表❸ 事業的規模で不動産貸付が行われていると判断される例
表❸ 事業的規模で不動産貸付が行われていると判断される例

2.所得金額の計算上の相違点

 不動産貸付が事業として行われている場合とそれ以外の場合の所得金額の計算上の相違点のおもなものは、次のとおりです。

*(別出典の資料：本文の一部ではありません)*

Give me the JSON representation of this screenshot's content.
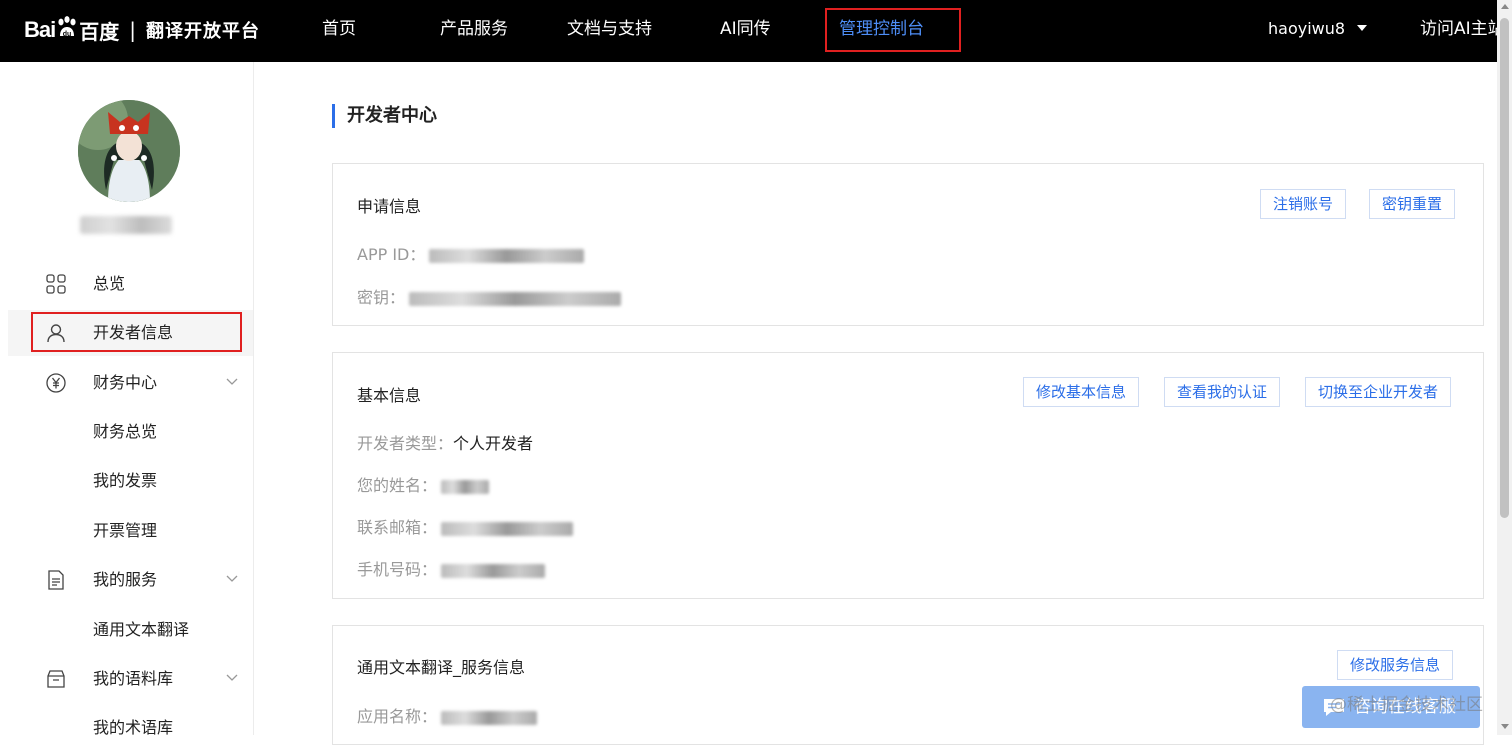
{
  "nav": {
    "logo_bai": "Bai",
    "logo_du": "百度",
    "logo_separator": "|",
    "logo_platform": "翻译开放平台",
    "items": [
      "首页",
      "产品服务",
      "文档与支持",
      "AI同传",
      "管理控制台"
    ],
    "user": "haoyiwu8",
    "visit": "访问AI主站"
  },
  "sidebar": {
    "items": [
      {
        "label": "总览",
        "icon": "grid-icon"
      },
      {
        "label": "开发者信息",
        "icon": "user-icon"
      },
      {
        "label": "财务中心",
        "icon": "yen-icon"
      },
      {
        "label": "财务总览"
      },
      {
        "label": "我的发票"
      },
      {
        "label": "开票管理"
      },
      {
        "label": "我的服务",
        "icon": "document-icon"
      },
      {
        "label": "通用文本翻译"
      },
      {
        "label": "我的语料库",
        "icon": "box-icon"
      },
      {
        "label": "我的术语库"
      }
    ]
  },
  "main": {
    "title": "开发者中心",
    "apply_card": {
      "title": "申请信息",
      "app_id_label": "APP ID：",
      "key_label": "密钥：",
      "cancel_account": "注销账号",
      "reset_key": "密钥重置"
    },
    "basic_card": {
      "title": "基本信息",
      "type_label": "开发者类型：",
      "type_value": "个人开发者",
      "name_label": "您的姓名：",
      "email_label": "联系邮箱：",
      "phone_label": "手机号码：",
      "edit_info": "修改基本信息",
      "view_auth": "查看我的认证",
      "switch_enterprise": "切换至企业开发者"
    },
    "service_card": {
      "title": "通用文本翻译_服务信息",
      "app_name_label": "应用名称：",
      "edit_service": "修改服务信息"
    }
  },
  "widget": {
    "consult": "咨询在线客服",
    "watermark": "@稀土掘金技术社区"
  },
  "colors": {
    "accent": "#2b6ee8",
    "nav_bg": "#000000",
    "highlight_box": "#e02020"
  }
}
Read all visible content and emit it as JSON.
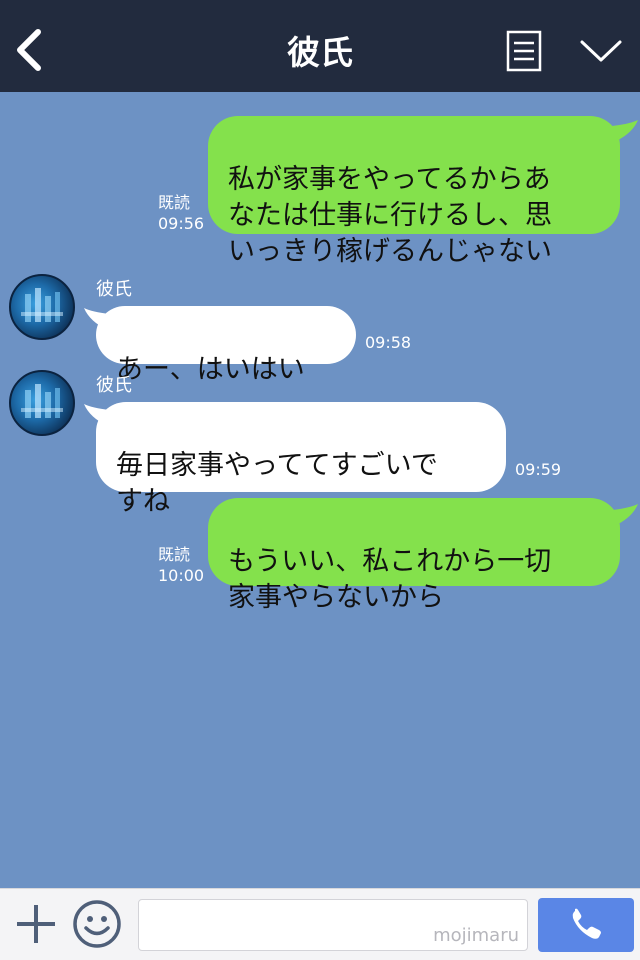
{
  "header": {
    "title": "彼氏",
    "icons": {
      "back": "chevron-left-icon",
      "menu": "notes-icon",
      "collapse": "chevron-down-icon"
    }
  },
  "messages": [
    {
      "side": "sent",
      "text": "私が家事をやってるからあ\nなたは仕事に行けるし、思\nいっきり稼げるんじゃない",
      "read": "既読",
      "time": "09:56"
    },
    {
      "side": "received",
      "sender": "彼氏",
      "text": "あー、はいはい",
      "time": "09:58"
    },
    {
      "side": "received",
      "sender": "彼氏",
      "text": "毎日家事やっててすごいで\nすね",
      "time": "09:59"
    },
    {
      "side": "sent",
      "text": "もういい、私これから一切\n家事やらないから",
      "read": "既読",
      "time": "10:00"
    }
  ],
  "footer": {
    "input_watermark": "mojimaru",
    "icons": {
      "plus": "plus-icon",
      "emoji": "smiley-icon",
      "call": "phone-icon"
    }
  },
  "colors": {
    "header_bg": "#222b3e",
    "chat_bg": "#6d92c4",
    "sent_bubble": "#84e14c",
    "recv_bubble": "#ffffff",
    "call_button": "#5a86e6"
  }
}
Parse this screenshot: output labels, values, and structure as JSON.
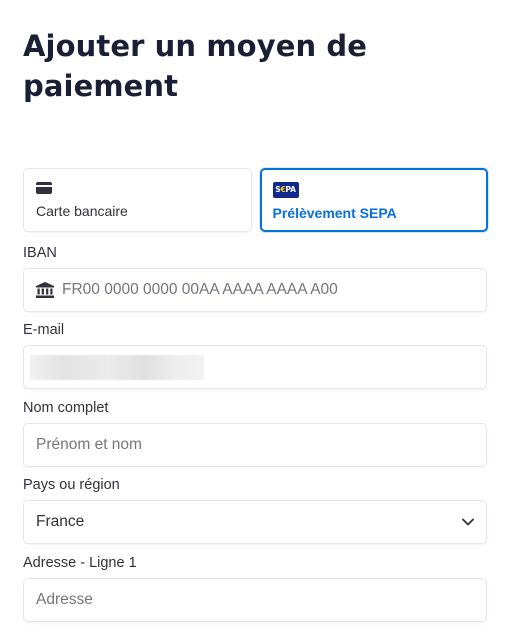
{
  "page": {
    "title": "Ajouter un moyen de paiement"
  },
  "payment_methods": [
    {
      "label": "Carte bancaire",
      "icon": "credit-card-icon",
      "selected": false
    },
    {
      "label": "Prélèvement SEPA",
      "icon": "sepa-logo-icon",
      "selected": true,
      "logo_text": "S€PA"
    }
  ],
  "iban": {
    "label": "IBAN",
    "placeholder": "FR00 0000 0000 00AA AAAA AAAA A00",
    "icon": "bank-icon"
  },
  "email": {
    "label": "E-mail",
    "value_state": "blurred"
  },
  "full_name": {
    "label": "Nom complet",
    "placeholder": "Prénom et nom"
  },
  "country": {
    "label": "Pays ou région",
    "value": "France",
    "icon": "chevron-down-icon"
  },
  "address_line1": {
    "label": "Adresse - Ligne 1",
    "placeholder": "Adresse"
  },
  "colors": {
    "accent": "#0570de",
    "text": "#30313d",
    "border": "#e6e6e6",
    "sepa_blue": "#10298e",
    "sepa_yellow": "#ffcc00"
  }
}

1)賃貸用固定資産(家屋・構築物など)の取り崩し、除却などの資産損失
 不動産貸付が事業として行われている場合は、その全額を必要経費に算入できます(損益通算可)、それ以外の場合は、その年分の資産損失を差し引く前の不動産所得の金額を限度として必要経費に算入されます(損益通算不可)。
2)賃貸料等の回収不能による貸倒損失
 不動産貸付が事業として行われている場合は、回収不能となった年分の必要経費に算入しますが、それ以外の場合は、収入に計上した年分まで遡って、その回収不能に対応する所得がなかったものとして、所得金額の計算をやり直します(更正の請求)。
3)青色申告の事業専従者給与
 不動産貸付が事業として行われている場合は適用がありますが、それ以外の場合には適用がありません。
4)青色申告特別控除
 不動産貸付が事業として行われている場合は、正規の簿記の原則による記帳を行うなどの一定の要件を満たすことにより、最高55万円の控除が受けることができます。
 この55万円の青色申告特別控除を受けられる人が、電子帳簿保存またはe-Taxによる電子申告を行っている場合は、65万円の青色申告特別控除が受けられます。